In un universo, quello del
rock, attualmente infarcito (e dominato …) da “veterani”, suscita un pizzico di “scalpore” che un gruppo come quello dei teutonici
Rebellious Spirit sia composto di
teen-agers tra i diciassette e i vent’anni, ma d’altra parte, estendendo i confini dell’analisi, il “fenomeno” delle
boy-band e dei ragazzini protagonisti delle cronache musicali è anch’esso parte integrante dei nostri tempi.
Il rischio, insomma, era di avere a che fare con un tentativo di trasposizione di situazioni alla One Direction e (ancor di più, vista la nazionalità dei nostri …) Tokio Hotel nell’ambito dell’
hard melodico, dimenticando per un attimo, con quel velo di cinismo da “maturi” frequentatori del settore, che in fondo il
rock n’ roll nasce come una “roba” da “giovani”, diventando, poi, grazie alle sue qualità intrinseche e a una società che l’ha ampiamente sdoganato non temendone più le pulsioni “rivoluzionarie”, una faccenda
trans-generazionale.
Accogliamo con simpatia e benevolenza, quindi, una formazione di
novellini innamorati di Poison, Warrant, Motley Crue, Firehouse, Skid Row e Scorpions (imprescindibili, per ogni
deutsch-rocker che si rispetti …) e un disco, questo “Gamble shot”,
fatalmente immaturo e un po’
naif e tuttavia pregno di un’intraprendenza e di una
joie de vivre (proprio come afferma il frontman Jannik Fischer, nelle dichiarazioni riportate sul materiale promozionale dell’opera …) piuttosto coinvolgente.
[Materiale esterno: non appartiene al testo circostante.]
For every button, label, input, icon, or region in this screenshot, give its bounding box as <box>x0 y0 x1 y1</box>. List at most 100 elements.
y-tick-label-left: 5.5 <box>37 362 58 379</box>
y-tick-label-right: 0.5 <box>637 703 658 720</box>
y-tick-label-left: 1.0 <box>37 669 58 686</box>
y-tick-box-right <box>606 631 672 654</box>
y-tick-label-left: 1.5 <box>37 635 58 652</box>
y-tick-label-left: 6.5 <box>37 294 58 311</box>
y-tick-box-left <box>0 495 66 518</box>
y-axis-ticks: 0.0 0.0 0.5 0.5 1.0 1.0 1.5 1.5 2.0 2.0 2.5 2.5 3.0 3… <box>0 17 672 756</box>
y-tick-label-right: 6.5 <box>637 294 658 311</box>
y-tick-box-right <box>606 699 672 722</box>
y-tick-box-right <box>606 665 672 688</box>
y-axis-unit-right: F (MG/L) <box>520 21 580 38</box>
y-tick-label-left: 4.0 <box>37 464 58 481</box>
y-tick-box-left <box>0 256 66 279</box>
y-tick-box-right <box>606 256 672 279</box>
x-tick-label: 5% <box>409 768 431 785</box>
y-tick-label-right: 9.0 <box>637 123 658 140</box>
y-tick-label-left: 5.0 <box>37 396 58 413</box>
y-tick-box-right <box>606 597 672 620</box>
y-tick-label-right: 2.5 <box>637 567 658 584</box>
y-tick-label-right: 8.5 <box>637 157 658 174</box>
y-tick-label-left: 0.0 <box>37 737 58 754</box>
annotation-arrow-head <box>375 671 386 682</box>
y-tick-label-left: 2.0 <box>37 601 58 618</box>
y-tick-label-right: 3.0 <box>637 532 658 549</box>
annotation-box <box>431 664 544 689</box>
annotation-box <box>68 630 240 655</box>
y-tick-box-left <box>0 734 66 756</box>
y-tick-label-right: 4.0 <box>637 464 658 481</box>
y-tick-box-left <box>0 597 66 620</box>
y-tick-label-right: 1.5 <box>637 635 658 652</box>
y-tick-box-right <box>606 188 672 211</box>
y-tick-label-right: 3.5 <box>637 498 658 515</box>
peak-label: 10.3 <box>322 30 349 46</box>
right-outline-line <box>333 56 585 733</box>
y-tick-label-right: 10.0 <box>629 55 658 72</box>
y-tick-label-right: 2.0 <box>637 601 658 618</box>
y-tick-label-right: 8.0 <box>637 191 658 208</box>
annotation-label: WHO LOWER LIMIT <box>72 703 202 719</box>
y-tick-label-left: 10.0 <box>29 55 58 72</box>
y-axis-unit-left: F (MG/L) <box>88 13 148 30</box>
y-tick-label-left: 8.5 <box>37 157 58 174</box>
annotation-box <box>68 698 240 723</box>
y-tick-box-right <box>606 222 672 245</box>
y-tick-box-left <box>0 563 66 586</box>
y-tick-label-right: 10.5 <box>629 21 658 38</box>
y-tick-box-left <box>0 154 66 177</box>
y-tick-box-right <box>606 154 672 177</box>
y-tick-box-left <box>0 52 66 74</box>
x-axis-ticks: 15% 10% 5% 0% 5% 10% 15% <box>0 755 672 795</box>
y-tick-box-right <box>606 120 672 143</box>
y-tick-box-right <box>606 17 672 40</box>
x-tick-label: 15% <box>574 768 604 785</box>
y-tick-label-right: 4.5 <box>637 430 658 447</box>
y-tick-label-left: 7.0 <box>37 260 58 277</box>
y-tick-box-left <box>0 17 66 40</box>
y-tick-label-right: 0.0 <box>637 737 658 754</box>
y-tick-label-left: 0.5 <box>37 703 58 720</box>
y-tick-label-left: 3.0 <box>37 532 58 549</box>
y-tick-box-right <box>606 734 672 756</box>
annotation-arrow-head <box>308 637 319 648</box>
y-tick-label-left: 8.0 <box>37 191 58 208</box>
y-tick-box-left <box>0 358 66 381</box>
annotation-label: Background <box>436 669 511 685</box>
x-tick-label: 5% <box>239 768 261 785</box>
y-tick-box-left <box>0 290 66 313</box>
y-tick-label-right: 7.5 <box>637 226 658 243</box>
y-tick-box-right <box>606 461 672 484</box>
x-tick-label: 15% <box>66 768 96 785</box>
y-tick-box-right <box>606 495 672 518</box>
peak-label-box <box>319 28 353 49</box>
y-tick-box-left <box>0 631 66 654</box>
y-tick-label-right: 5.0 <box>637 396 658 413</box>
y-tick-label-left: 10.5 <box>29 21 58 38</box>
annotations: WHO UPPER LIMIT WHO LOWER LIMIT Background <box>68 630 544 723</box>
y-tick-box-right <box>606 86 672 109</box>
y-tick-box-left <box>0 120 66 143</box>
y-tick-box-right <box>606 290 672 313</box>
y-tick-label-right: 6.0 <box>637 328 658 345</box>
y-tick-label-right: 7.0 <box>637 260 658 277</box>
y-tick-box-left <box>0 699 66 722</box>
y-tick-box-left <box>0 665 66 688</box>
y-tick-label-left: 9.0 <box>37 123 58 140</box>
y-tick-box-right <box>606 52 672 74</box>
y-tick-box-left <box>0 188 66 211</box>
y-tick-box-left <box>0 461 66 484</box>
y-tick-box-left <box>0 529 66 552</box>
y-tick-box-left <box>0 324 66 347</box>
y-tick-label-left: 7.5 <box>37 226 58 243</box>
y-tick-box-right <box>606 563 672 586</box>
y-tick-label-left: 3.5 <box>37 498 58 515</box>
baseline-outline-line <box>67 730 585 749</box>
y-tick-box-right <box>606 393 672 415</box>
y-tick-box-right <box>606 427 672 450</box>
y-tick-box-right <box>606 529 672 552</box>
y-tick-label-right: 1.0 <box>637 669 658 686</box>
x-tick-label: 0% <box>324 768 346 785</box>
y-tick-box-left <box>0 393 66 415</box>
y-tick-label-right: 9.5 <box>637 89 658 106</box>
Registrato tra settembre 2011 e febbraio 2012, esclusivamente nei
week-end per non venire meno agli obblighi scolastici (non ci sono più i “ribelli” di una volta …), il Cd ci propone una quarantina di minuti di
pop-metal fresco e disinvolto, suddiviso fra linee melodiche frizzanti e contagiose (“Let’s bring back” e “Forever young”), digressioni glitterate e vaporose (“Sweet access right”), momenti
anthemici e grintosi (“Cry for you”, una specie di “figlia degenere” di “Rock you like a hurricane”, "Lights out”, “Gone wild” e ”Rock it”) e immancabili sentimentalismi (“Change the world”, “Don’t leave me” e “You’re not the only one”), in cui a destare le perplessità maggiori è probabilmente la voce efebica e “incompiuta” di Jannik, non a caso il più piccolo del quartetto.
Avere un’ulteriore conferma che la continuità del genere è garantita, e che certi suoni non hanno perso il loro fascino neanche tra le progenie dei
nineties, rappresenta motivi di ampia soddisfazione, mentre ai Rebellious Spirit non posso che consigliare di continuare su questa strada, seguendo le indelebili orme dei “maestri” e lavorando alacremente per renderli orgogliosi di aver contribuito alla nascita di discepoli tanto attenti quanto carismatici.